A Glorious Night at the Movies

I just did something very unusual—for me, at least. I went to the movies. This odd event occurred in a multiplex, a place containing many individual theaters, all showing films with loud and brilliant special effects and childish, insignificant plots. Some of the movies, I was surprised to discover, were based on superheroes–comic book characters.  

In my day (which, I admit, was a while ago) superhero comic books were designed to appeal to the imaginations of pre-adolescent boys. Apparently, times have changed. I was amazed to watch large numbers of adults flock eagerly to these movies with no children in tow. 
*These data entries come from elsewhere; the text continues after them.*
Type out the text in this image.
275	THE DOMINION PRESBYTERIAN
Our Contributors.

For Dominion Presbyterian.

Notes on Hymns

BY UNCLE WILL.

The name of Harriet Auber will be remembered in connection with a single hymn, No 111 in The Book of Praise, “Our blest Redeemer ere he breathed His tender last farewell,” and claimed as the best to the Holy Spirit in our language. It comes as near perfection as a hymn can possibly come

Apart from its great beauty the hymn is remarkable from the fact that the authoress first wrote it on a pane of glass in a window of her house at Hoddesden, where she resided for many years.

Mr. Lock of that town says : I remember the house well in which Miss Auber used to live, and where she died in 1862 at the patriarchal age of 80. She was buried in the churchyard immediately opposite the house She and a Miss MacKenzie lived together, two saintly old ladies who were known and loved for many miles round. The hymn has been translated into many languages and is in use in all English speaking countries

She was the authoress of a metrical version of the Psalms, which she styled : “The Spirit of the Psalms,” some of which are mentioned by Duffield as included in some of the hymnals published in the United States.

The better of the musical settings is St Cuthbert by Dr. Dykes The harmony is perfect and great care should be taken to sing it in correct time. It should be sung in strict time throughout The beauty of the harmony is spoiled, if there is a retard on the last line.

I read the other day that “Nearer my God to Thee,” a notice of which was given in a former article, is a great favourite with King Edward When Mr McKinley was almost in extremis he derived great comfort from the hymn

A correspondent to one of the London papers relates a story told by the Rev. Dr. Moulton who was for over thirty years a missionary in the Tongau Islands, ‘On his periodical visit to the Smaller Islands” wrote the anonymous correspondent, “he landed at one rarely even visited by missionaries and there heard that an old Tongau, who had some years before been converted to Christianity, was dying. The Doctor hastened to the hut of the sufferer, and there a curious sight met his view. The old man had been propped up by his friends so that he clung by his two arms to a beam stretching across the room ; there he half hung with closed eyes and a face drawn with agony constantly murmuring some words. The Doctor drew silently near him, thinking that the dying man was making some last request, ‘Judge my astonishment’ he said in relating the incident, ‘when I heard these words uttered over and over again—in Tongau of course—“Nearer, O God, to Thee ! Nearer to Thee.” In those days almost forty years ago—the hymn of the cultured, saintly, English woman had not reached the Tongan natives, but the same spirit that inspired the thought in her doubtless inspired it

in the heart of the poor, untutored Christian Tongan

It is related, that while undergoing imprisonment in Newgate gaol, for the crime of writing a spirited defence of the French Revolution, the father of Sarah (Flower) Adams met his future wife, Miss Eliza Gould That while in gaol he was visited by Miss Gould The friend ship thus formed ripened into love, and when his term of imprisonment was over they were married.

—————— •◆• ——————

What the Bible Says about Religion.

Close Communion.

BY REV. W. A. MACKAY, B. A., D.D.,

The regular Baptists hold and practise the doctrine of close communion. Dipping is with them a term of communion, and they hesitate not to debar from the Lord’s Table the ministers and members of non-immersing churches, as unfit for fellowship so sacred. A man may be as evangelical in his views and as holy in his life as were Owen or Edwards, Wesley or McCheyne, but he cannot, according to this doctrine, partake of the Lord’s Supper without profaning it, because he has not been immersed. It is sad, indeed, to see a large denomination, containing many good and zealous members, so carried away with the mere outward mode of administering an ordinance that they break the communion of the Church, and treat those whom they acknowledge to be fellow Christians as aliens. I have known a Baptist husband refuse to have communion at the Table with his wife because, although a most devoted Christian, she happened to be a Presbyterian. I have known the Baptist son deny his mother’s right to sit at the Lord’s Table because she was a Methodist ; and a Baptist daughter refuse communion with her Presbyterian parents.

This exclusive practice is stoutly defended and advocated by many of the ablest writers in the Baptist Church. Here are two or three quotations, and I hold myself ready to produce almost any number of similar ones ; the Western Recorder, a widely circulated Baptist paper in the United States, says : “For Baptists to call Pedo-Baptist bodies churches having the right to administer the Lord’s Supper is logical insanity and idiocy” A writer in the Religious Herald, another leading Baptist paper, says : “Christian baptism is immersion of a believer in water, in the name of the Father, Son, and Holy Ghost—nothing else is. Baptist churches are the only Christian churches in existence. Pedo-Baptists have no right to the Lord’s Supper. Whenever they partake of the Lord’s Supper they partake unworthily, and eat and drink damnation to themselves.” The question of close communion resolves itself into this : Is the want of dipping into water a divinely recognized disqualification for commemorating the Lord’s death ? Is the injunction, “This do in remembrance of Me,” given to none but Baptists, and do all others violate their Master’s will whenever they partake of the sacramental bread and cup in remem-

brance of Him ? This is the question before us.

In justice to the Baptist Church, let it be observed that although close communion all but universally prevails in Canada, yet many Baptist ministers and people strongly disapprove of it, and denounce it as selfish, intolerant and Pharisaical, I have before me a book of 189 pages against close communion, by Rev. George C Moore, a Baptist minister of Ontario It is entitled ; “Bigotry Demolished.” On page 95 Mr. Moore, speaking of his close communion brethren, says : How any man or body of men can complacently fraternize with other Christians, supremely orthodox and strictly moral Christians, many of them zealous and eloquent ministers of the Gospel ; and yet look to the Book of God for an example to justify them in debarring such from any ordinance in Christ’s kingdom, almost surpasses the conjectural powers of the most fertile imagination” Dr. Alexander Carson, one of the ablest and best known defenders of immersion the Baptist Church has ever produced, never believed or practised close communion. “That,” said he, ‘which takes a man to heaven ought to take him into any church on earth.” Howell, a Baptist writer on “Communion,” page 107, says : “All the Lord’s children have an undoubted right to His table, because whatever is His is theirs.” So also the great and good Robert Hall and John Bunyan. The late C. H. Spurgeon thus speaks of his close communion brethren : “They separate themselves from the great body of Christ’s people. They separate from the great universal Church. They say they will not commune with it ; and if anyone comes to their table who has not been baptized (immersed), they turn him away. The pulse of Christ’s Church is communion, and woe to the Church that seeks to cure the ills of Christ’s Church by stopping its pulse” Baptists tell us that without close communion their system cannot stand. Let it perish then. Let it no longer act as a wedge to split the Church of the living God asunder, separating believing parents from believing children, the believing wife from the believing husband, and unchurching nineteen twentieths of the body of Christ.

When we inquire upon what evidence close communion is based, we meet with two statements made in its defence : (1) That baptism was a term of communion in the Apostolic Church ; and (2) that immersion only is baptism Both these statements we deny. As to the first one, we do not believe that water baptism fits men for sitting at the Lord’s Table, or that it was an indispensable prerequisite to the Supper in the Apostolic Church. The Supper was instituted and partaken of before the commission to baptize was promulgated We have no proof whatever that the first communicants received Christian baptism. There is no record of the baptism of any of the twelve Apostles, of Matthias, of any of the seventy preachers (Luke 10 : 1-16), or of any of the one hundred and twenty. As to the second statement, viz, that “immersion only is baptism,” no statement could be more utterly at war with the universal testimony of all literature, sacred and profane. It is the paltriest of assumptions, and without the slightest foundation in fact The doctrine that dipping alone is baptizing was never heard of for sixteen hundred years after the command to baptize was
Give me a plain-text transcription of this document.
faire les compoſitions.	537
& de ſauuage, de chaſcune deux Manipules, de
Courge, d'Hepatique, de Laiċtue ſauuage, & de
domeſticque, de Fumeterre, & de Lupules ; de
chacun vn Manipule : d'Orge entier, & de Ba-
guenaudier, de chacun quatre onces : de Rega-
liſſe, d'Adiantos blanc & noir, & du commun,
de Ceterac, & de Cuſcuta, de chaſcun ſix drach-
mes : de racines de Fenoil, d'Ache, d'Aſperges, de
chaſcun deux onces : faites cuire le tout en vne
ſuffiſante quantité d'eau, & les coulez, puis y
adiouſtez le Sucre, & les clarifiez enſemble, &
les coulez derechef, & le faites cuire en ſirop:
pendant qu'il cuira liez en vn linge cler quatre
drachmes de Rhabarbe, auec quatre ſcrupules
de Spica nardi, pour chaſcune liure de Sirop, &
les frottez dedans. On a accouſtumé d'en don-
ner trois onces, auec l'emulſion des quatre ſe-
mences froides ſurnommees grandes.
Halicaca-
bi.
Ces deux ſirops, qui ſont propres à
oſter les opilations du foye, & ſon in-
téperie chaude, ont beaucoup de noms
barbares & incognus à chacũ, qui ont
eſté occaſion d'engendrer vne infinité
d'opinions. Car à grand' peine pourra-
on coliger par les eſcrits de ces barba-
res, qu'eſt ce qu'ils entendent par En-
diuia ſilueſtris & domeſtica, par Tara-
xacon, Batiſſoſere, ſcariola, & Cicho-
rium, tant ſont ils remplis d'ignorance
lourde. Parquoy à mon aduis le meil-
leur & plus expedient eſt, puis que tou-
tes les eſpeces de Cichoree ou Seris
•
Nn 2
The movie I saw, however, was one to which not many people flocked. In fact there were quite a few empty seats in the theater when it began, and this is rather sad. Called “For Greater Glory,” it was a historical movie dealing with the persecution of the Church in Mexico during the 1920s — not so very long before the time I was born. I have to tell you that I was overwhelmed by this movie. If you haven’t seen it, please go, for it shows the Church at its best, and we need to see that these days. 

The movie depicted a time in which a virulently anti-Catholic regime was in power in Mexico, a regime that dedicated itself to destroying the Church, to obliterating it down to its roots, its last vestiges. The real story, though, is the reaction of the faithful to this attack, a reaction that was often noble and brave and deeply Catholic. 

Here we saw many seemingly ordinary people of different ages and different backgrounds do what our contemporary world tells us that Catholics will never do: stand up for their faith in no uncertain terms no matter what the consequences. The movie showed the famous Blessed Miguel Pro, a priest who was executed by a firing squad simply for being a priest. 

The last words he ever uttered were “Vivo Cristo Rey!” as the bullets tore into his body. We also saw a young boy of only about 14, who chose to endure cruel torture and death rather than renounce his Catholic faith. 

All this was inspiring because it was true, because it did not happen in dim antiquity but less than a century ago, because it had happened close to our own country. It was especially inspiring because it showed the power of the Holy Spirit in peoples’ lives, the power to transform human weakness into strength and transform fear into courage, the same power the Holy Spirit made manifest on Pentecost. 

Seeing “For Greater Glory” made me think of the political mess we find ourselves in these days, with an administration that seems bent on limiting the rights of religious bodies and (it seems) especially the Catholic Church.  

Compared with what happened in Mexico during the 1920s our problems seem small, almost too insignificant to complain about. Yet they may grow and worsen. The mood of the times seems right for that. What I was reminded of by this movie, however, is that no human force can ultimately destroy the Church or the priesthood. 

I was also reminded that the evils of persecution can bring out extraordinarily good things in people, exceptional heroism and profound acts of faith. They can actually show us what real — and really adult — superheroes are. TP 

FATHER GROESCHEL is the director for the Office of Spiritual Development of the Archdiocese of New York and professor of pastoral psychology at St. Joseph’s Seminary in New York. He is also a founding member of the Franciscan Friars of the Renewal.